TST options

TST options determine or affect the type of data stored in a TST. This appendix describes the options you can choose when configuring a TSA.

Use ESSCertIDv2 (RFC5816)

Enabled by default, ESSCertIDv2, as defined by RFC5816, cryptographically binds the TAC to the signature (using SHA-256). See Time Stamp Tokens (TST) TAC encoding and binding for more information about ESSCertID/ESSCertIDv2.

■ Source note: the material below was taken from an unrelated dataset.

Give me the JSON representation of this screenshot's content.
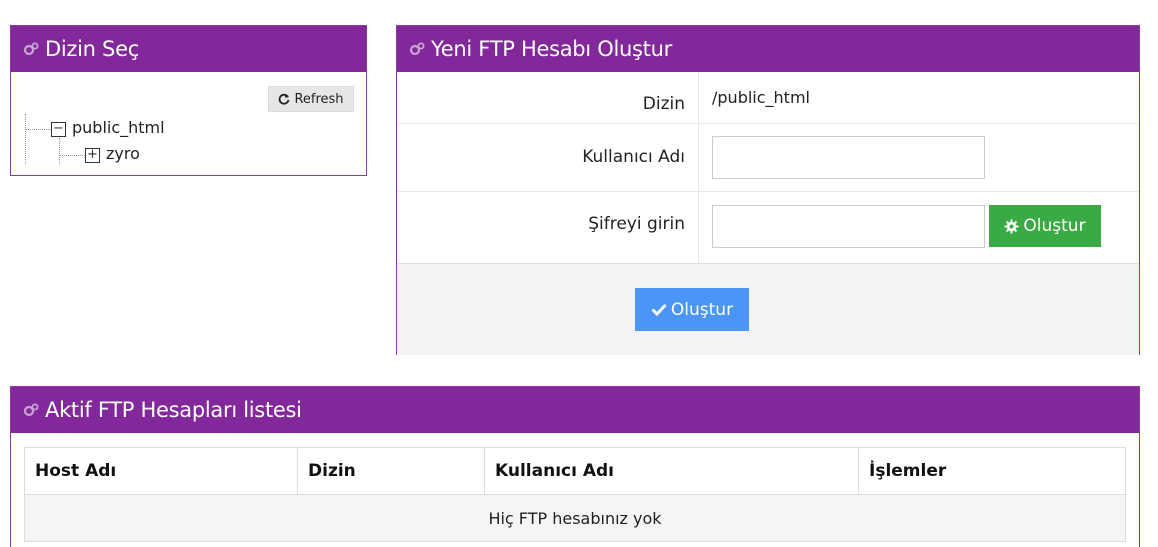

Exclude TAC from certificate list

Select this option to disable the inclusion of the TAC in the time-stamp token certificate list. You can use this option to support time-stamp client software that cannot decode the TAC. This option is required if you must support Oracle’s jarsigner. Oracle jarsigner cannot decode the TAC and cannot support time-stamp tokens that include the TAC in the certificate list. When a time-stamp client requests certificates to be included in the time-stamp token, the TSS by default includes the TSA certificate and the TAC. The Exclude TAC from certificate list option enables you to exclude the TAC from the certificate list.

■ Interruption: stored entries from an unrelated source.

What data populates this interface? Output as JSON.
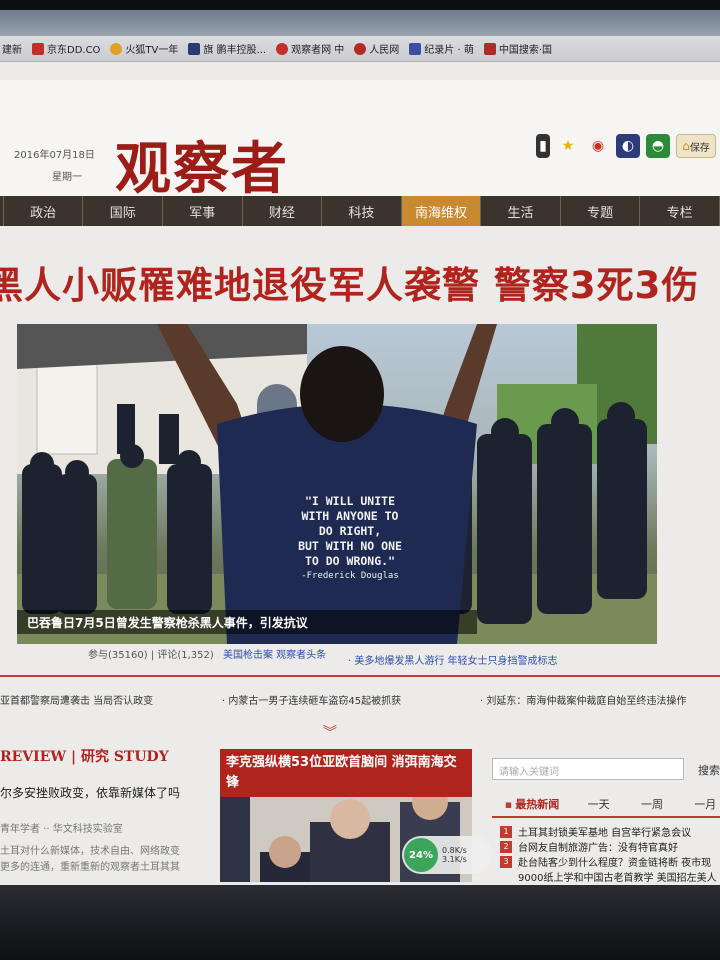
{
  "bookmarks": [
    "建新",
    "京东DD.CO",
    "火狐TV一年",
    "旗 鹏丰控股...",
    "观察者网 中",
    "人民网",
    "纪录片 · 萌",
    "中国搜索·国"
  ],
  "header": {
    "date": "2016年07月18日",
    "weekday": "星期一",
    "logo": "观察者",
    "save_label": "保存"
  },
  "nav": [
    "政治",
    "国际",
    "军事",
    "财经",
    "科技",
    "南海维权",
    "生活",
    "专题",
    "专栏"
  ],
  "nav_active_index": 5,
  "headline": "黑人小贩罹难地退役军人袭警 警察3死3伤",
  "photo": {
    "shirt_text": [
      "\"I WILL UNITE",
      "WITH ANYONE TO",
      "DO RIGHT,",
      "BUT WITH NO ONE",
      "TO DO WRONG.\"",
      "-Frederick Douglas"
    ],
    "caption": "巴吞鲁日7月5日曾发生警察枪杀黑人事件，引发抗议"
  },
  "meta": {
    "stats": "参与(35160) | 评论(1,352)",
    "link1": "美国枪击案 观察者头条",
    "link2": "· 美多地爆发黑人游行 年轻女士只身挡警成标志"
  },
  "news_row": [
    "亚首都警察局遭袭击 当局否认政变",
    "· 内蒙古一男子连续砸车盗窃45起被抓获",
    "· 刘延东：南海仲裁案仲裁庭自始至终违法操作"
  ],
  "review": {
    "title": "REVIEW | 研究 STUDY",
    "item": "尔多安挫败政变，依靠新媒体了吗",
    "sub1": "青年学者 ·· 华文科技实验室",
    "sub2": "土耳对什么新媒体，技术自由、网络政变",
    "sub3": "更多的连通，重新重新的观察者土耳其其"
  },
  "mid_story": {
    "title": "李克强纵横53位亚欧首脑间 消弭南海交锋"
  },
  "speed": {
    "percent": "24%",
    "up": "0.8K/s",
    "down": "3.1K/s"
  },
  "search": {
    "placeholder": "请输入关键词",
    "button": "搜索"
  },
  "hot": {
    "tabs": [
      "最热新闻",
      "一天",
      "一周",
      "一月"
    ],
    "items": [
      "土耳其封锁美军基地 自宫举行紧急会议",
      "台网友自制旅游广告：没有特官真好",
      "赴台陆客少到什么程度？资金链将断 夜市现",
      "9000纸上学和中国古老首教学 美国招左美人"
    ]
  }
}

This option only excludes the TAC from the certificate list in the time-stamp token. The TST TAC Encoding and Binding option SignerAttribute (RFC3126 & ETSI) does not encode the TAC in the certificate list. The SignerAttribute option encodes the TAC in a signed attribute. Therefore if you use the SignerAttribute option, the Exclude TAC option has no effect.

Use rsaEncryption OID Fix

The rsaEncryption algorithm identifier is used to identify RSA (PKCS #1 v1.5) signature values regardless of the message digest algorithm employed. CMS implementations that include the RSA (PKCS #1 v1.5) signature algorithm must support the rsaEncryption signature value algorithm identifier. CMS implementations may support RSA (PKCS #1 v1.5) signature value algorithm identifiers that specify both the RSA (PKCS #1 v1.5) signature algorithm and the message digest algorithm. Earlier versions of the TSS always used signature value algorithm identifiers that specified both the RSA (PKCS #1 v1.5) signature algorithm and the message digest algorithm. However, this may not be compatible with some applications that implement the RFC. All applications must support the rsaEncryption algorithm identifier and may optionally support the hash specific algorithm identifier. This option enables the Security Officer to use the more compatible rsaEncryption option instead of the old TSS behavior.

If you do not enable this option for Oracle jarsigner, it fails to validate the signature in the TST.
This option is incompatible with earlier versions (before V5.0) of the TSS SDK.